Manufacturing Employment
InLibrisLibertas
Once again the birth-death model provided virtually all the employment gains reported yesterday. While the employment number was thus manufactured, reported employment in manufacturing declined sharply. I guess it is easier to manufacture numbers than actual stuff. Taken in isolation, a reduction in manufacturing employment through productivity improvement is not only not a problem, it is probably a good thing as people are then able to do other things. Hopefully more interesting than standing on an assembly line tightening screws or whatever.
However, the facts are that despite all the said improvements, domestic US manufacturing is not making nearly enough stuff to meet domestic demand, leading to massive imports of stuff. We now import twice as much stuff as we export. That means that, over time, we are selling US assets to the exporting countries to pay for the net imports. This rate of sale is now about 7% of GDP. That adds up to big numbers really fast and at some point we will run out of stuff to sell. Long before that happens, prospective creditors will look at the rapidly depleting means of payment and start cutting us off or raising prices.
There is no problem, per se, in getting out of the manufacturing business.
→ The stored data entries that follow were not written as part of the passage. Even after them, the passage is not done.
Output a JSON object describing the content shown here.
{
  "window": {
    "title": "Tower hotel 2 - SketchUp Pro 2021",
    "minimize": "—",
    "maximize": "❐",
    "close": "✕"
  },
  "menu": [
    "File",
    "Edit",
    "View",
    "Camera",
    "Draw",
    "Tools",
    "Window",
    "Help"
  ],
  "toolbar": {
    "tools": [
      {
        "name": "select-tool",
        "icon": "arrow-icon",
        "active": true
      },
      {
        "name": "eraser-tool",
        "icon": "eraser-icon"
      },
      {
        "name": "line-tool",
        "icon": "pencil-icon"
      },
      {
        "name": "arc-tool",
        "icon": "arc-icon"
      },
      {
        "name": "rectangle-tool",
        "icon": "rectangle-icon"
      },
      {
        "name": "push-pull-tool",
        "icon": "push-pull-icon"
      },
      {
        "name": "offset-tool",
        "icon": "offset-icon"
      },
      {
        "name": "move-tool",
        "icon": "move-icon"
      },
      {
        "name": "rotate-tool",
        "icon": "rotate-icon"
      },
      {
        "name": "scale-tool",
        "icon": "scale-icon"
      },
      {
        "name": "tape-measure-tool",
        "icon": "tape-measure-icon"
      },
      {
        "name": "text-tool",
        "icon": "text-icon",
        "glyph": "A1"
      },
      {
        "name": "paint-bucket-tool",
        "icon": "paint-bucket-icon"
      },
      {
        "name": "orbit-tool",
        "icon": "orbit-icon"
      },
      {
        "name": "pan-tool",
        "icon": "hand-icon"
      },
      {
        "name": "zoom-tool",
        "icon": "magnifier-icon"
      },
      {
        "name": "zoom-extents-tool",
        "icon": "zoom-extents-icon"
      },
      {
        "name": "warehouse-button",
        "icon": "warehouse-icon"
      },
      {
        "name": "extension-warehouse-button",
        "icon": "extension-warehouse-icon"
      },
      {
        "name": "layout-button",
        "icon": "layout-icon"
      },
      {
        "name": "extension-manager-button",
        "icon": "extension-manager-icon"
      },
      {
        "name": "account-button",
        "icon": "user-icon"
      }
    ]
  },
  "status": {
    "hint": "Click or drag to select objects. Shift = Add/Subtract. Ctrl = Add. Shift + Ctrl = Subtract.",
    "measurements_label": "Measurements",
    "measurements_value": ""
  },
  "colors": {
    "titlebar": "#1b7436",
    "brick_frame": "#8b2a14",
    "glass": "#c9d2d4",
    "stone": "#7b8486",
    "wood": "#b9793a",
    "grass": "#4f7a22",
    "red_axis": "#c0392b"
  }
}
So long as some alternative means of payment exists. Canada, for example, until recently had a weak manufacturing sector but was able to pay through exports of its natural resources. The US doesn’t have that option, we’re not even self-sufficient in agriculture anymore. The problem with “services” is that they are hard to export.
The government has worked hard, through tax cuts and floods of credit, to stimulate demand for stuff. The hope was that demand would pull up manufacturing output and hence employment to help what was and is a generally weak employment picture. The stimulus has instead led to a huge boom in Asia. For example, the average Chinese manufacturing worker costs less than $1 per hour, including benefits, and can use the same manufacturing technology as US companies. This means that US manufacturing is generally not competitive from a cost point of view. Companies are not investing in it and the employment numbers show a steady decline. Although output is not so weak, this productivity improvement is a “hollowing-out” of US manufacturing. While finished goods may be assembled in the US for various reasons, more and more components are coming from overseas. These “stealth” imports show up as improved productivity in US manufacturing.
People are doing other things, of course. Flipping condos and playing poker in a desperate search for a free lunch while living off the proceeds of their home equity loans and credit card indebtedness.